Et si certains croient que les Russes ou la RPD et la RPL sont paranoïaques, il suffit de lire la déclaration d'Irina Loutsenko, la représentante du président ukrainien auprès de la Rada, sur ce que devrait contenir la proposition de Porochenko, pour voir qu'il y a de quoi être inquiet devant l'idée de Petro Porochenko se fait de cette mission des casques bleus.

« Le président, lors de son discours au Conseil de Sécurité, exigera un mandat étendu pour les soldats de la paix des Nations-Unies afin de maintenir la paix, qui autorisera les casques bleus à utiliser leurs armes si nécessaire, et pas seulement pour se défendre, » a-t-elle ainsi déclaré.

Elle a aussi réaffirmé le souhait de l'Ukraine que ces casques bleus soient déployés à travers tout le Donbass, y compris à la frontière avec la Russie.

« Leurs responsabilités incluront non seulement la sécurité de la mission de l'OSCE, mais aussi une obligation de déminage et de désarmement, et le retrait des troupes et instructeurs étrangers, c'est-à-dire russes, du territoire ukrainien. Voilà quels sont tous les points indispensables que nous allons exiger, et qui sont propres aux missions de la paix, » a ajouté Irina Loutsenko.

Avec une définition aussi large d'autorisation d'utilisation de leurs armes (alors qu'historiquement les casques bleus ne peuvent les utiliser que pour se défendre OU protéger la population civile en cas de danger), on voit bien que Kiev veut utiliser les casques bleus pour désarmer les armées de la RPD et de la RPL, et verrouiller la frontière avec la Russie, quitte à utiliser la force pour cela. En clair les casques bleus se substitueraient alors aux forces armées ukrainiennes.

Or leur mandat ne permet pas de faire cela sans l'accord des deux parties du conflit. Et si l'Ukraine constitue la première partie, c'est la RPD et la RPL qui constituent la deuxième, n'en déplaise à Kiev qui hurle à l'agression russe imaginaire. Et Kiev, comme Berlin, refusant de discuter du déploiement de cette mission de casques bleus avec les deux républiques, elle ne verra jamais le jour, car la RPD et la RPL s'y opposeront (elles refuseront de se laisser désarmer tant que les accords de Minsk ne sont pas appliqués), la Russie aussi, puisque l'une des conditions de déploiement d'une mission de casques bleus ne sera pas remplie à savoir « le consentement des parties en conflit à l'intervention ». Or pour consentir à cette proposition, la RPD et la RPL doivent être consultées à ce sujet, et doivent pouvoir en discuter.

Ne parlons même pas du contenu de la proposition qui n'est ni plus ni moins qu'un plan d'épuration ethnique, avec les casques bleus comme force d'occupation, permettant de cacher au monde le massacre qui s'ensuivrait.
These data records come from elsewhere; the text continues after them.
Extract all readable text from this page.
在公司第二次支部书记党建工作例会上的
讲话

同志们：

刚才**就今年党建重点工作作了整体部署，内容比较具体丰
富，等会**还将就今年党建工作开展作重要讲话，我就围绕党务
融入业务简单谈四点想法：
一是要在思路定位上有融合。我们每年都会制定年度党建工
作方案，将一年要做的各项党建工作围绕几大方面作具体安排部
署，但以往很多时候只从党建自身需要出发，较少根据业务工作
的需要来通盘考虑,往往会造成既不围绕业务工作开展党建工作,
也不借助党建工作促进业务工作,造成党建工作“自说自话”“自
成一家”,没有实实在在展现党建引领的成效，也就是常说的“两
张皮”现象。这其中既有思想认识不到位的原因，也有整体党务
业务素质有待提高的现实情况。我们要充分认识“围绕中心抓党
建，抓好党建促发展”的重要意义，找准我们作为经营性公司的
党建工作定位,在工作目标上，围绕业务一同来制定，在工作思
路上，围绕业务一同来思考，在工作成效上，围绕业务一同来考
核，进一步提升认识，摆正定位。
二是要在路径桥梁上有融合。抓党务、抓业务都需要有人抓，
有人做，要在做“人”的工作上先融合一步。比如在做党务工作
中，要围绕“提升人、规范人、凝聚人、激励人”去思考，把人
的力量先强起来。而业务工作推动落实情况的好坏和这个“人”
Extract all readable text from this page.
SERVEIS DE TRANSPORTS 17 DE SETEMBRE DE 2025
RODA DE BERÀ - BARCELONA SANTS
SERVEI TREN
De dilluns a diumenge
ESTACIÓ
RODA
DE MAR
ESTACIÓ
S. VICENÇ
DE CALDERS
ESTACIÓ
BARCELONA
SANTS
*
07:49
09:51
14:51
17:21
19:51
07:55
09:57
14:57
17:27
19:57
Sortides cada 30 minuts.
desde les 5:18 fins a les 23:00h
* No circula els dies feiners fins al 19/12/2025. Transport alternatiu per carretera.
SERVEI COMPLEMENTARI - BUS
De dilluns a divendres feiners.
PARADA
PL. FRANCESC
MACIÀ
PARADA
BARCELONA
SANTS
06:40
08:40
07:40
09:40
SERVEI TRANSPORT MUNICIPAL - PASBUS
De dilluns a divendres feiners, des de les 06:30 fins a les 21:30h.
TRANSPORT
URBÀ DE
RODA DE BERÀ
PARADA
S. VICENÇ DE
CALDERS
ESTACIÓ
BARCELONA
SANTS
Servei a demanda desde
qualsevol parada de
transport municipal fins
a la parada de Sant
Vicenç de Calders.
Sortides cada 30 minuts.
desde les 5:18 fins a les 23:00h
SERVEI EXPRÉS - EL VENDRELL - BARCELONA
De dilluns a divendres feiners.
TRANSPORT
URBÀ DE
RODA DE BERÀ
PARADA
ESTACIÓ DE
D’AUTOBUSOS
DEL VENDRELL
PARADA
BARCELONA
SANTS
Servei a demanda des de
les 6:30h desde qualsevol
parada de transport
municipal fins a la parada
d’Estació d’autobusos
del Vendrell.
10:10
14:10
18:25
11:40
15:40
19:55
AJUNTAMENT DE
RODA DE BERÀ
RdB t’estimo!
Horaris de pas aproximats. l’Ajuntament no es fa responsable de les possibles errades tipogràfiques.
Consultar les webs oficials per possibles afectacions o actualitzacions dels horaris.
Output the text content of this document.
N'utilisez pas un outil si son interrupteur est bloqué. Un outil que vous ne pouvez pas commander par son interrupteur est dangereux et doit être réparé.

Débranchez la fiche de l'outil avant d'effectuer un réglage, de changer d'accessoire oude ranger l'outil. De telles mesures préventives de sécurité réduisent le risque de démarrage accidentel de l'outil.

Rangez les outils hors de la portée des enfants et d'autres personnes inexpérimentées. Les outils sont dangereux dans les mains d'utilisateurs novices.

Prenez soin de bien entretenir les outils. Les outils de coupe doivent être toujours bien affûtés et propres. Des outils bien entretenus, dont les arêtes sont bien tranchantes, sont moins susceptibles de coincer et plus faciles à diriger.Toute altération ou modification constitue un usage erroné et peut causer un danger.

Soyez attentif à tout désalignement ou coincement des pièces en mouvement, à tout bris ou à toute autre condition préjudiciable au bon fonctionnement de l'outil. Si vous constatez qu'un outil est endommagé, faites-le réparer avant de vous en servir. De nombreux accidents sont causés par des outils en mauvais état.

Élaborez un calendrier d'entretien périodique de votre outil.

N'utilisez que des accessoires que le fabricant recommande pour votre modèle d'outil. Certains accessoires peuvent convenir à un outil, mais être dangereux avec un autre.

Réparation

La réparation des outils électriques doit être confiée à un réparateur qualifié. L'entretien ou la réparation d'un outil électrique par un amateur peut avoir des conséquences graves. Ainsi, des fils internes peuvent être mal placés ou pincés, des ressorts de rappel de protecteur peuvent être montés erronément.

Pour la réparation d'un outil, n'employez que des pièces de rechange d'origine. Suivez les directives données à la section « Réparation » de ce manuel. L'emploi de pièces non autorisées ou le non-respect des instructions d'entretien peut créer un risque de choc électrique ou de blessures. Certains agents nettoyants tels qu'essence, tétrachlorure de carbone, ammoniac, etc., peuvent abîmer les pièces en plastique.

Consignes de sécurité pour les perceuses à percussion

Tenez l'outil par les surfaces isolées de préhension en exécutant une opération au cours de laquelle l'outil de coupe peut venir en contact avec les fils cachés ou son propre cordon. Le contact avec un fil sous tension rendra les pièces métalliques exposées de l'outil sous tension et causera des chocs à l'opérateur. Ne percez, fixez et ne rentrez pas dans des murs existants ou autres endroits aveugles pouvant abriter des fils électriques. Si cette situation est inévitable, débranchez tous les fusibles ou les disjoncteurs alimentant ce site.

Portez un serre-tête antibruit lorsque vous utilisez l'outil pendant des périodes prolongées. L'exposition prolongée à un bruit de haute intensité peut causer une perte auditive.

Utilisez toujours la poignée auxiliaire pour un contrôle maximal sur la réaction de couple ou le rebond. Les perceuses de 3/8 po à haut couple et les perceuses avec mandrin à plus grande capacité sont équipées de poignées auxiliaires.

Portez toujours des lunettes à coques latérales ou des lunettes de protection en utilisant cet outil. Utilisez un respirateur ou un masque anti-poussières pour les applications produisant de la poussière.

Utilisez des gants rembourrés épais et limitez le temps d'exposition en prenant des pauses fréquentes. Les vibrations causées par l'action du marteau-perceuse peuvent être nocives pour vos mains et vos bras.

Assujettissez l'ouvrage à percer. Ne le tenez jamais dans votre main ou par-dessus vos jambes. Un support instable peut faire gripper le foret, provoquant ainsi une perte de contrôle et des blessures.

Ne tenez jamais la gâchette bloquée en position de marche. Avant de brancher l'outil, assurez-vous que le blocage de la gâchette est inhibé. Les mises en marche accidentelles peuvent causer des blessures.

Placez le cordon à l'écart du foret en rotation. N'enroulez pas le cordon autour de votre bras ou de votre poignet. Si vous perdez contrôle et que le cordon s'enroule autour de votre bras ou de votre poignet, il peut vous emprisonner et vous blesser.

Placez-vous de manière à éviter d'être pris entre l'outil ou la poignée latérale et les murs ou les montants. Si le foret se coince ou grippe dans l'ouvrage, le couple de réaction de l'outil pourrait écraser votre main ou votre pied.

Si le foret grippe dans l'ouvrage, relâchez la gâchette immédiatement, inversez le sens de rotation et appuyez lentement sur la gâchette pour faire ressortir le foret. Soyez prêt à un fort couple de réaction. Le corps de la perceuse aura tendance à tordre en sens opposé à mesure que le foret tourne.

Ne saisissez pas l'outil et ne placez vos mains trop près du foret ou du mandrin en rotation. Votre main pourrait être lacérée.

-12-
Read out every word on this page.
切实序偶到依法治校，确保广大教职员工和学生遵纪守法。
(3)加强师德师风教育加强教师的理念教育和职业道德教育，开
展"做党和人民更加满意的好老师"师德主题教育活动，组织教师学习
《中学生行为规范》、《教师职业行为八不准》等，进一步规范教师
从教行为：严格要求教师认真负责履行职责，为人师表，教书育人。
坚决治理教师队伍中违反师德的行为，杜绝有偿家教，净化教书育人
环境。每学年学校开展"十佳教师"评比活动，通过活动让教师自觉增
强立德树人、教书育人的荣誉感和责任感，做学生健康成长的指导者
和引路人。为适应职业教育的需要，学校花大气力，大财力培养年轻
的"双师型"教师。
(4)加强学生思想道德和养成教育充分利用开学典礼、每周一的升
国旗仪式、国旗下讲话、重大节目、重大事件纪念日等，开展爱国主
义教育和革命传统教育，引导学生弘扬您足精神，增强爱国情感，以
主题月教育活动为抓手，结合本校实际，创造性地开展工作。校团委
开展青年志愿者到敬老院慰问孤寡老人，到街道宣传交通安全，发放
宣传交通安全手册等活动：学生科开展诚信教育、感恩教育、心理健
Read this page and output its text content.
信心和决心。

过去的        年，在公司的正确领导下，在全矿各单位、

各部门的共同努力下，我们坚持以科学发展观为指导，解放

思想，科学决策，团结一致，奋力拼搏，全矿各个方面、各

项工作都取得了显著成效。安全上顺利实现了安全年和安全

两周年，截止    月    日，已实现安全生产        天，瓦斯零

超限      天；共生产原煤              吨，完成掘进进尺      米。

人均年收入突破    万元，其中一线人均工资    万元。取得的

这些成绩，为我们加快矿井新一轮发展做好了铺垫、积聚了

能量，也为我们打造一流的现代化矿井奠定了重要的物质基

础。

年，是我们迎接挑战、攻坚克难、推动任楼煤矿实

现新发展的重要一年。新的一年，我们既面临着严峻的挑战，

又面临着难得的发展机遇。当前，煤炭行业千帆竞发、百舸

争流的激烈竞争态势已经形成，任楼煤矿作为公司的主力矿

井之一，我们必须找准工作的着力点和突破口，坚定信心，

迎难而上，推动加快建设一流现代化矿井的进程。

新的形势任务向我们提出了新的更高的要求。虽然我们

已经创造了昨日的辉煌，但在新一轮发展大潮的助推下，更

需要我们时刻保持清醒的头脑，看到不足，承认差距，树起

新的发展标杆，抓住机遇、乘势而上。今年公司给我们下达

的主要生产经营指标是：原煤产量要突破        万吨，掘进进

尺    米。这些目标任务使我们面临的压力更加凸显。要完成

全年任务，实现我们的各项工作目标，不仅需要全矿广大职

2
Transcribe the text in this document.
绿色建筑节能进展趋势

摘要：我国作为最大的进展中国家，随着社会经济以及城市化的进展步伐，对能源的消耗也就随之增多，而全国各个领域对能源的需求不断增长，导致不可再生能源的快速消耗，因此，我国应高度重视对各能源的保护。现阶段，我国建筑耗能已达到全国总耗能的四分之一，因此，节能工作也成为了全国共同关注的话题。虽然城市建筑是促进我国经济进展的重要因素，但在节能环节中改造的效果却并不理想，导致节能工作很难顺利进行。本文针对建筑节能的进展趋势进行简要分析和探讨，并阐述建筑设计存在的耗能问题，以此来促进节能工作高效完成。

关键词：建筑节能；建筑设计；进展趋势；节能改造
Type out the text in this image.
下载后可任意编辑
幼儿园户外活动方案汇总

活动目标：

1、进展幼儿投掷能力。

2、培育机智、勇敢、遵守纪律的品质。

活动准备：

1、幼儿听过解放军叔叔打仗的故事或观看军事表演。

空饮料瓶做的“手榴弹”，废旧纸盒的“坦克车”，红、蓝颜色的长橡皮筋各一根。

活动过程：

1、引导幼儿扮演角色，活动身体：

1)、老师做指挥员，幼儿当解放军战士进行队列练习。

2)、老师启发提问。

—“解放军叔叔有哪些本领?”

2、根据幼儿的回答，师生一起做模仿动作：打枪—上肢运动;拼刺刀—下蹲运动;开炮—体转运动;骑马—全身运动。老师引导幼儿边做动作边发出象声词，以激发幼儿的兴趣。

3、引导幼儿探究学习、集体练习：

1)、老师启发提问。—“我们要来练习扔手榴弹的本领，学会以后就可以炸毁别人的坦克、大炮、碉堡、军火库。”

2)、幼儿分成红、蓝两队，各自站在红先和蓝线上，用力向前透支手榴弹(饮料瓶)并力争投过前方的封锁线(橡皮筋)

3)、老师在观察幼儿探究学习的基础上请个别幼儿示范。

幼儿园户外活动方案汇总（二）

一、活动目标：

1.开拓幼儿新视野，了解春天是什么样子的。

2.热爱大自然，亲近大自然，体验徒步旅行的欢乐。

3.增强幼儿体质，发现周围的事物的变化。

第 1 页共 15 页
Jamais les autorités ni la population de la RPD et de la RPL n'accepteront un tel plan, qui reviendrait à rejouer dans le Donbass le scénario de la solution Croate qui a été appliqué dans la Krajina Serbe, et qui a permis de procéder à l'épuration ethnique de 200 000 serbes.

Ce point de blocage, comme bien d'autres depuis le début du conflit dans le Donbass (comme l'application des accords de Minsk), montre de manière évidente les limites des institutions internationales censées assurer la paix dans le monde. Leur échec à stopper ce conflit sanglant est flagrant, et montre plus que jamais qu'il est temps de repenser ces institutions avant que leur inutilité ne soit totale et ne mène à leur dissolution pure et simple (comme ce fut le cas pour la SDN), sans solution de remplacement. Alors ce serait de nouveau la loi du plus fort, avec tout le chaos et les morts par millions, si ce n'est plus, que cela entraînerait.